Rep. Alexandria Ocasio-Cortez, D-N.Y., now says that she was just joking around when claiming that the world would end in 12 years if we don’t immediately implement an entire social-economy-energy-agriculture do-over to end climate change.

She had referred to this imperative as her generation’s equivalent of “World War II.”

Rep. Ocasio-Cortez later recently mocked Republicans for not recognizing her combination of “dry humor and sarcasm.” She added, “Like the ‘world ending in 12 years’ thing, you’d have to have the social intelligence of a sea sponge to think it’s literal.”

Sea sponge intellectualism appears to be particularly pervasive among Democrats.

A May 20-21 Rasmussen poll showed that 67% of Democrats believe that the U.S. has only 12 years to fight global warming in order to avoid disastrous and irreparable damage to the country and world.

An earlier January Pew survey revealed that the same 67% of Democrats and Democratically-leaning independents rated dealing with climate change as a top priority, compared with 21% of Republicans.
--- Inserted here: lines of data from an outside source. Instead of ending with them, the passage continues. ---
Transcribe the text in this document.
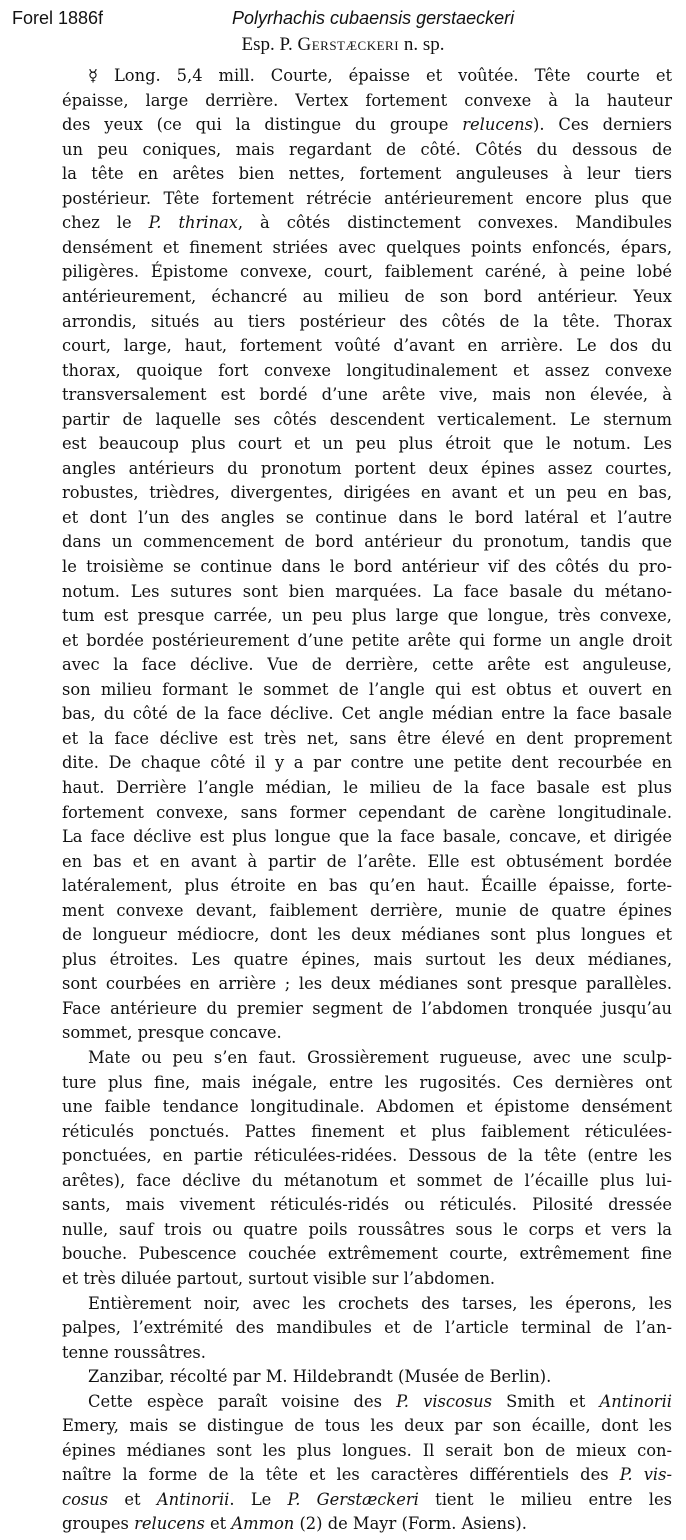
Forel 1886f	Polyrhachis cubaensis gerstaeckeri
Esp. P. Gerstæckeri n. sp.
☿ Long. 5,4 mill. Courte, épaisse et voûtée. Tête courte et
épaisse, large derrière. Vertex fortement convexe à la hauteur
des yeux (ce qui la distingue du groupe relucens). Ces derniers
un peu coniques, mais regardant de côté. Côtés du dessous de
la tête en arêtes bien nettes, fortement anguleuses à leur tiers
postérieur. Tête fortement rétrécie antérieurement encore plus que
chez le P. thrinax, à côtés distinctement convexes. Mandibules
densément et finement striées avec quelques points enfoncés, épars,
piligères. Épistome convexe, court, faiblement caréné, à peine lobé
antérieurement, échancré au milieu de son bord antérieur. Yeux
arrondis, situés au tiers postérieur des côtés de la tête. Thorax
court, large, haut, fortement voûté d’avant en arrière. Le dos du
thorax, quoique fort convexe longitudinalement et assez convexe
transversalement est bordé d’une arête vive, mais non élevée, à
partir de laquelle ses côtés descendent verticalement. Le sternum
est beaucoup plus court et un peu plus étroit que le notum. Les
angles antérieurs du pronotum portent deux épines assez courtes,
robustes, trièdres, divergentes, dirigées en avant et un peu en bas,
et dont l’un des angles se continue dans le bord latéral et l’autre
dans un commencement de bord antérieur du pronotum, tandis que
le troisième se continue dans le bord antérieur vif des côtés du pro-
notum. Les sutures sont bien marquées. La face basale du métano-
tum est presque carrée, un peu plus large que longue, très convexe,
et bordée postérieurement d’une petite arête qui forme un angle droit
avec la face déclive. Vue de derrière, cette arête est anguleuse,
son milieu formant le sommet de l’angle qui est obtus et ouvert en
bas, du côté de la face déclive. Cet angle médian entre la face basale
et la face déclive est très net, sans être élevé en dent proprement
dite. De chaque côté il y a par contre une petite dent recourbée en
haut. Derrière l’angle médian, le milieu de la face basale est plus
fortement convexe, sans former cependant de carène longitudinale.
La face déclive est plus longue que la face basale, concave, et dirigée
en bas et en avant à partir de l’arête. Elle est obtusément bordée
latéralement, plus étroite en bas qu’en haut. Écaille épaisse, forte-
ment convexe devant, faiblement derrière, munie de quatre épines
de longueur médiocre, dont les deux médianes sont plus longues et
plus étroites. Les quatre épines, mais surtout les deux médianes,
sont courbées en arrière ; les deux médianes sont presque parallèles.
Face antérieure du premier segment de l’abdomen tronquée jusqu’au
sommet, presque concave.
Mate ou peu s’en faut. Grossièrement rugueuse, avec une sculp-
ture plus fine, mais inégale, entre les rugosités. Ces dernières ont
une faible tendance longitudinale. Abdomen et épistome densément
réticulés ponctués. Pattes finement et plus faiblement réticulées-
ponctuées, en partie réticulées-ridées. Dessous de la tête (entre les
arêtes), face déclive du métanotum et sommet de l’écaille plus lui-
sants, mais vivement réticulés-ridés ou réticulés. Pilosité dressée
nulle, sauf trois ou quatre poils roussâtres sous le corps et vers la
bouche. Pubescence couchée extrêmement courte, extrêmement fine
et très diluée partout, surtout visible sur l’abdomen.
Entièrement noir, avec les crochets des tarses, les éperons, les
palpes, l’extrémité des mandibules et de l’article terminal de l’an-
tenne roussâtres.
Zanzibar, récolté par M. Hildebrandt (Musée de Berlin).
Cette espèce paraît voisine des P. viscosus Smith et Antinorii
Emery, mais se distingue de tous les deux par son écaille, dont les
épines médianes sont les plus longues. Il serait bon de mieux con-
naître la forme de la tête et les caractères différentiels des P. vis-
cosus et Antinorii. Le P. Gerstæckeri tient le milieu entre les
groupes relucens et Ammon (2) de Mayr (Form. Asiens).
Various polls, including Gallup surveys, show an ever-widening partisan sea sponge intellect gap over the past two decades.

Many impressionable and sensitive sea sponges continue to suffer understandable emotional trauma originating with 2006 release of Al Gore’s sensational “An Inconvenient Truth” science fiction horror film.

Just two years later, a Feb. 16, 2008 New York Times article reported a rapidly-emerging market for “eco-therapists,” specializing in treating “eco-anxiety.”

The New York Times noted that more than 120 of these specialists had become listed in a new field of “eco-psychology” to help people who are excessively worried that their own carbon emissions are causing global warming.

An emergent International Community for Ecopsychology soon defined this mental malady as “a synergetic relationship between planetary and personal well-being”, stating that “the needs of one are relevant to the other.”

Some schools, including Lewis & Clark College in Portland, Oregon, quickly responded to these exciting new enterprise opportunities by offering accredited patient eco-anxiety counseling courses.

As Sarah Edwards who launched a blog, “Eco-Anxiety,” explained to Fox News in April of 2008, this contagious cranial condition became manifested in her personal feelings of fear, grief, anger, confusion, depression, fatigue, shoulder pain, and fibromyalgia.

There should be nothing either unexpected nor humorous about the fact that many very caring people are truly troubled with alarm and guilt about endlessly hyped hypothetical and empirically discredited computer model-based projections of impending human-caused climate calamity.

A particularly tragic case involved an Argentine family in March of 2010.

Francisco Lotero and Miriam Coletti shot two of their children before killing themselves after making an apparent suicide pact over fears of global warming.

Although their two-year-old son, Francisco, died instantly, their unnamed 7-month-old infant daughter remarkably survived.

Global warming, aka, climate change, has long-served as an effective manipulation tactic to advance a variety of forerunners to hysterical present-day “Green New Deal” histrionics.

In 2006, the Institute for Public Policy Research (IPPR), a think tank that actually supports CO2 cuts, provided an analysis of circumstances surrounding global warming debates that were occurring then in the UK.

IPPR concluded, “Climate change is most commonly constructed through the alarmist repertoire as awesome, terrible, immense, and beyond human control…It is typified by an inflated or extreme lexicon, incorporating an urgent tone and cinematic codes. It employs [a] quasi-religious register of death and doom, and it uses language of acceleration and irreversibility.”

The IPPR observed that such “alarmism might even become secretly thrilling” — effectively a form they referred to as “climate porn.”

Then-Director Mike Hume of UK’s Tyndall Center for Climate Change Research, also took issue with such words as “catastrophic,” and such claims as that “we are approaching the point of no return.”

Recognizing that such use of such language serves primarily to advance climate science funding, he concluded, “We need to take a deep breath and pause. The language of catastrophe is not the language of science . . . Framing climate change as an issue which evokes fear and personal stress becomes a self-fulfilling prophecy. By ‘sexing it up’ we exacerbate, through psychological amplifiers, the very risks we are trying to ward off.”

Melissa Pickett, an eco-therapist in Santa Fe, New Mexico warned her patients that global warming craze can fuel fear-induced self-destructive behaviors. She advised that you sometimes have to tell extreme greenies to chill out for their own good.

John Berlau, author of “Eco-Freaks: Environmentalism Is Dangerous to Your Health,” urges eco-anxious people need to get a real life, and also to get real facts before freaking out. He suggests that it’s sometimes helpful to relax by taking a good old-fashioned hike in the woods.

Berlau doesn’t peddle pedantic politically-purist punditry that you need to eco-cycle your family and dog (yes, or cat either), out into nature. Instead, “just go camping, and turn your SUV into the outdoors vehicle it was intended to be.